We do not believe that it is possible to ignore the nonresponse bias in our study. The mechanisms that result in nonresponse can only be speculated. As patients who are extremely positive/negative are more prone to answer surveys [
22], one can believe that the respondents to the survey want to express something either positive or negative about their experience. The nonrespondents may have been more neutral in their responses. We are not able to measure the relationship between the opinions of the different groups, since the required data is unavailable. Our speculations about the nonresponders being more neutral in their opinions about the PVO service make us believe that the costly pursuit of a high response rate may had offered little or no reduction in nonresponse bias. There are statistical procedures to correct for the sampling bias introduced by nonresponse, but as stated by Burkell et al. [
23], unfortunately these statistics work best when they are needed least: at low levels of nonresponse, and hence would not be possible to use for this material.

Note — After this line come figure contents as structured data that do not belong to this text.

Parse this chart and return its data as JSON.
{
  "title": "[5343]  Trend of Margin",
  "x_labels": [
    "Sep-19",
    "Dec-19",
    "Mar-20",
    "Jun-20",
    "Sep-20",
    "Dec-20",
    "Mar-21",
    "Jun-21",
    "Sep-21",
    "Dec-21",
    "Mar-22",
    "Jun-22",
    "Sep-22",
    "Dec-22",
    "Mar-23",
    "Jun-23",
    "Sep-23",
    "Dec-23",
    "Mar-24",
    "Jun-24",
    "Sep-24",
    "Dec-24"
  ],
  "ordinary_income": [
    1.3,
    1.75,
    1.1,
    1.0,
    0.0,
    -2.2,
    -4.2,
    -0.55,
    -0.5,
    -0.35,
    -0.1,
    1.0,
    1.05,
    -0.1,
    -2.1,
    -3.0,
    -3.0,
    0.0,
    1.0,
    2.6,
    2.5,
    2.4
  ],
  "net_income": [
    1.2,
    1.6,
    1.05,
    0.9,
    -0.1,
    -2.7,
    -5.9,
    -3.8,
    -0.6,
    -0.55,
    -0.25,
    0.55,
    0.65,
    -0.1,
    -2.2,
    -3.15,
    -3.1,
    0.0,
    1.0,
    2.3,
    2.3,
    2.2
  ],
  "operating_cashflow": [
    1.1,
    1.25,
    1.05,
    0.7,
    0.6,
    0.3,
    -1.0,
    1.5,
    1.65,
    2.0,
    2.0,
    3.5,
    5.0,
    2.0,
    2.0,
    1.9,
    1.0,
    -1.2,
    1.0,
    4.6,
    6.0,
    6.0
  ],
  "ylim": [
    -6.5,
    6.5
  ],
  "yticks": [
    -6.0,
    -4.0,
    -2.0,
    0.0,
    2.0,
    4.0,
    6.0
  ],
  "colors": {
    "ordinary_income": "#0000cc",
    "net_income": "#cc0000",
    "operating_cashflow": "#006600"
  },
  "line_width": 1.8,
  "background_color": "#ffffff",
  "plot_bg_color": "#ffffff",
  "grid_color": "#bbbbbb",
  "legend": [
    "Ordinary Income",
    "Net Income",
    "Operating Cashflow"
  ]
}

However, we do have almost 700 responses and we believe that these opinions are important to show, as we are dealing with a relatively new phenomenon of telemedicine. For further development of the service, it is important to acknowledge the respondents’ opinions.
A further limitation of this study is that it only covers one region of Sweden. The care delivered from PVO does though serve patients from multiple PHCCs and is provided to patients throughout the whole region, covering a rather large geographical area with a diverse population regarding sociodemographic and rural/urban determinants. However, in future studies, it would be beneficial to involve digital providers in other regions.
Comparison with other studies
Several previous studies have focused on the impact of TM on accessibility, as well as staff and patient satisfaction. A systematic review from 2016 concluded that patients were generally satisfied with TM and the satisfaction rate was consistently above 80% and comparable with in-person visits [
24].
The satisfaction rate of the digital visits of PVO was in-line with the results from the Swedish National Patient survey 2021 where 78.5% (
N = 10,309) of respondents in Skåne would recommend their physical PHCC to someone in a similar health situation [
12]. It is also consistent with previous research showing that satisfaction rates for TM have been comparable with in-person visits [
24] and that users of TM were generally quite satisfied [
4,
24].
Most of the patients were women, which is in-line with previous studies that have shown that women use TM more often than men [
1,
4,
25]. Our results show that 82% would have used other health care providers if they would not have come in contact with PVO. These results are in-line with a study from 2018 showing 78% [
26] would have used other health care providers if they had not used TM for the same cause. This indicates that TM may unburden physical health care.
A systematic review of 18 randomised trials from 2018 showed that patient satisfaction is probably slightly higher in physical nurse-led primary care than in doctor-led primary care [
15]; this contradicts our main finding that patients were more satisfied when assessed by a doctor in TM care.
A study from the US in 2016 showed that the primary motivation for using telehealth was shorter waiting times [
25]. One-third of the patients in this study - and particularly those with no health insurance - preferred a TM visit to a traditional visit [
25]. Accessibility to primary health care could also have been important for our population but was not explored further in the survey, but since Swedish health care is largely governmentally funded, affordability would not have been a large issue for this survey population.